Жизнь Бетховена - страница 8

стр.

В зале конгресса царит остроумие. Повторяют остроты французского посла. На слова принца де Линь «Признайте, что вы — Тартюф!» последовал ответный выпад: «Я могу согласиться с этим без всякой опаски; ведь вы считаете меня лжецом». Вот он, посол Франции, увешанный орденами, подходит прихрамывая к карточному столу; колеблющаяся, неверная походка помогает ему по пути незаметно условиться о встрече с баварским уполномоченным. Незримо присутствующий Наполеон владеет всеми умами. Правда ли, что Мария-Луиза разрыдалась, найдя у себя его портрет? А папа, он так и не решится провозгласить развод? Оставят ли в такой близости от берегов этого сокрушителя королей? Г-н Талейран играет подобными опасениями, как и всем, что может послужить его израненной стране.

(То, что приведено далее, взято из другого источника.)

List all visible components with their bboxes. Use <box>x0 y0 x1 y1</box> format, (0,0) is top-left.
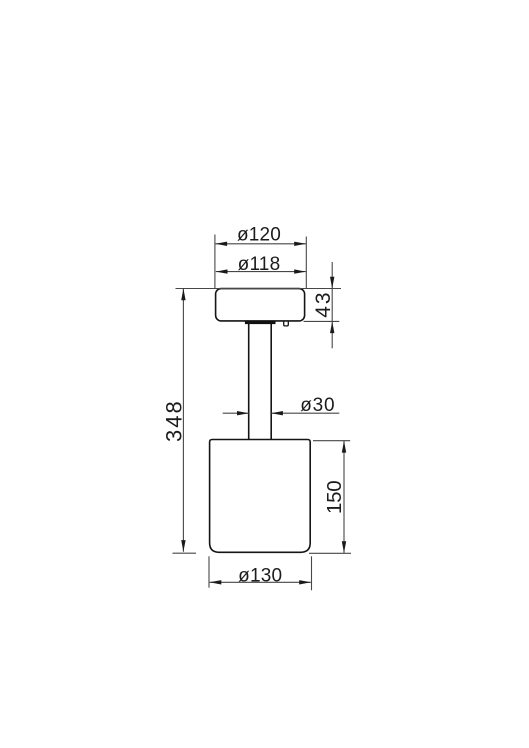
svg-text:150: 150 <box>323 481 346 514</box>
svg-text:ø120: ø120 <box>237 224 281 245</box>
svg-text:ø30: ø30 <box>300 395 335 416</box>
svg-text:ø118: ø118 <box>238 254 281 275</box>
svg-text:ø130: ø130 <box>238 565 282 586</box>
svg-text:348: 348 <box>162 399 187 442</box>
svg-text:43: 43 <box>312 290 335 317</box>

Зал конгресса хранит воспоминание об искусном волнении, с которым он взывал к идеалам морали и права, прикрывая тем самым свои политические замыслы. И тогда же, в своем великолепном дворце возле канала, посол России граф Разумовский представил гостям некоего музыканта, возбуждающего скорее любопытство, чем восхищение. Этот вельможа в конце прошедшего века женился на сестре княгини Лихновской; время от времени он принимает у себя любителей музыки. Он содержит прославленный квартет, в котором сам играет партию второй скрипки; его партнеры — Шуппанциг (первая скрипка), Вейс (альт) и Линке (виолончель). По его словам, он гордится тем, что Бетховен посвятил ему свои произведения.

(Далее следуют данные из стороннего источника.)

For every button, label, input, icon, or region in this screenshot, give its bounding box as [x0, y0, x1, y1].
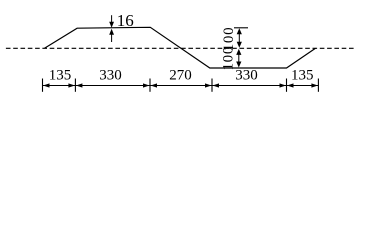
seg 330 left arrow — [76, 83, 83, 87]
svg-text:270: 270 — [169, 67, 192, 83]
seg 135b left arrow — [287, 83, 294, 87]
dashed centerline — [6, 47, 355, 49]
dim 16 upper shaft — [111, 15, 113, 22]
dim 16 up arrowhead (tip under plateau line) — [109, 29, 114, 35]
tick T3 — [211, 79, 213, 92]
plateau-level reference tick over trough — [234, 27, 248, 29]
seg 270 left arrow — [151, 83, 158, 87]
seg 270 right arrow — [205, 83, 212, 87]
upper 100 up arrowhead — [237, 28, 242, 34]
profile polyline (left slope, plateau, down slope, trough bottom, right slope) — [45, 27, 316, 68]
seg 330b right arrow — [280, 83, 287, 87]
lower 100 double arrow shaft — [238, 54, 240, 63]
tick T4 — [286, 79, 288, 92]
seg 330 right arrow — [143, 83, 150, 87]
upper 100 double arrow shaft — [238, 33, 240, 43]
svg-text:330: 330 — [99, 67, 122, 83]
upper 100 down arrowhead — [237, 42, 242, 48]
svg-text:16: 16 — [117, 11, 134, 30]
lower 100 down arrowhead — [236, 62, 241, 68]
svg-text:135: 135 — [291, 67, 314, 83]
svg-text:100: 100 — [220, 46, 236, 71]
tick T1 — [74, 79, 76, 92]
seg 330b left arrow — [213, 83, 220, 87]
seg 135 left arrow — [43, 83, 50, 87]
dim 16 down arrowhead (tip on plateau line) — [109, 22, 114, 28]
tick T2 — [149, 79, 151, 92]
dim 16 lower shaft — [111, 34, 113, 42]
seg 135 right arrow — [68, 83, 75, 87]
tick T0 — [42, 79, 44, 92]
svg-text:330: 330 — [235, 67, 258, 83]
lower 100 up arrowhead — [236, 49, 241, 55]
svg-text:135: 135 — [49, 67, 72, 83]
dimension line — [43, 85, 319, 87]
seg 135b right arrow — [311, 83, 318, 87]
tick T5 — [317, 79, 319, 92]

Какими скромными кажутся эти музыкальные собрания в окружении стольких исторических событий! Но в то же время насколько человечнее, возвышеппее такие духовные общения! Мне приходит на память одна фраза из Гейлигенштадтского завещания: «Божество, с небес ты смотришь в глубь моего сердца, ты познало его, ты знаешь, что любовь к людям и склонность к добру пребывают в нем». Мне слышатся стенания каватины из Тринадцатого квартета, скорбной мольбы, которую великий художник пишет сквозь слезы в ту пору, когда жизнь его завершается, когда еще раз он пытается воплотить вдохновлявший его идеал. Займется ли заря, которой Бетховен так и не увидел? Я мог бы припомнить, что столетие со дня его рождения праздновалось в период наших жестоких поражений; что Рихард Вагнер по этому поводу обрушил на истерзанную Францию всю тяжесть своего озлобления. Я не стану злоупотреблять этими воспоминаниями. Люди, видевшие страдания своих наций, откликнулись на призыв народа, завоевавшего в мужественной борьбе против всяческих бедствий право на независимость и свободу. Тот, чье имя издавна подвергалось осмеянию, связал народы узами взаимной любви и дружбы; из глубин отчаявшегося одиночества скорбный гений провозгласил человеческий долг братства. И в благоговейном молчании сплетаются руки — руки, которые жаждут быть дружескими.

Спустя год после общечеловеческих бетховенских торжеств начнутся немецкие шубертовские торжества. Австрия еще не определила своего участия в них. Но мы считаем, что европейские проблемы нельзя решать по старым рецептам, мы искренно стремимся к новому порядку, когда национальный гений каждого парода мог бы свободно развиваться в обстановке мира, и поэтому мы остаемся верными заветам Мастера. Нам думается, что любой человек благородной души должен следовать примеру Бетховена, просить наставлений у этого несравненного творца, который в одно и то же время учит нас преданности искусству, вдохновляет на поиски нравственного совершенствования, внушает страстное стремление к миру.

* * *

Пусть музыковеды не тревожатся! Трудно было бы проникнуть во владения, принадлежащие им по праву. Научное исследование бетховенского творчества потребовало бы громадных специальных познаний. Под какими влияниями молодой боннский органист писал свои первые сочинения? Чем обязан он Филиппу-Эмануэлю Баху или Клементи, Фридриху Вильгельму Русту или мангеймской школе? Какие изменения внес он в форму трио и почему вместо менуэта ввел скерцо? С каких пор и в какой манере он применяет литавры, — их долгие раскаты так таинственно сопровождают возвращение темы в Четвертой симфонии… Можно проанализировать знаменитое Adagio из Сонаты quasi una fantasia соч. 27 № 2, раскрыть, какими путями автор переходит из мажора в минор, из нижнего регистра в верхний, от crescendo к diminuendo, но эти изыскания никогда не дадут нам ничего, кроме внешних признаков; надо ведь еще объяснить, отчего же мольба эта, столь нежная и столь печальная, так волнует нас и одновременно впечатляет совершенством письма.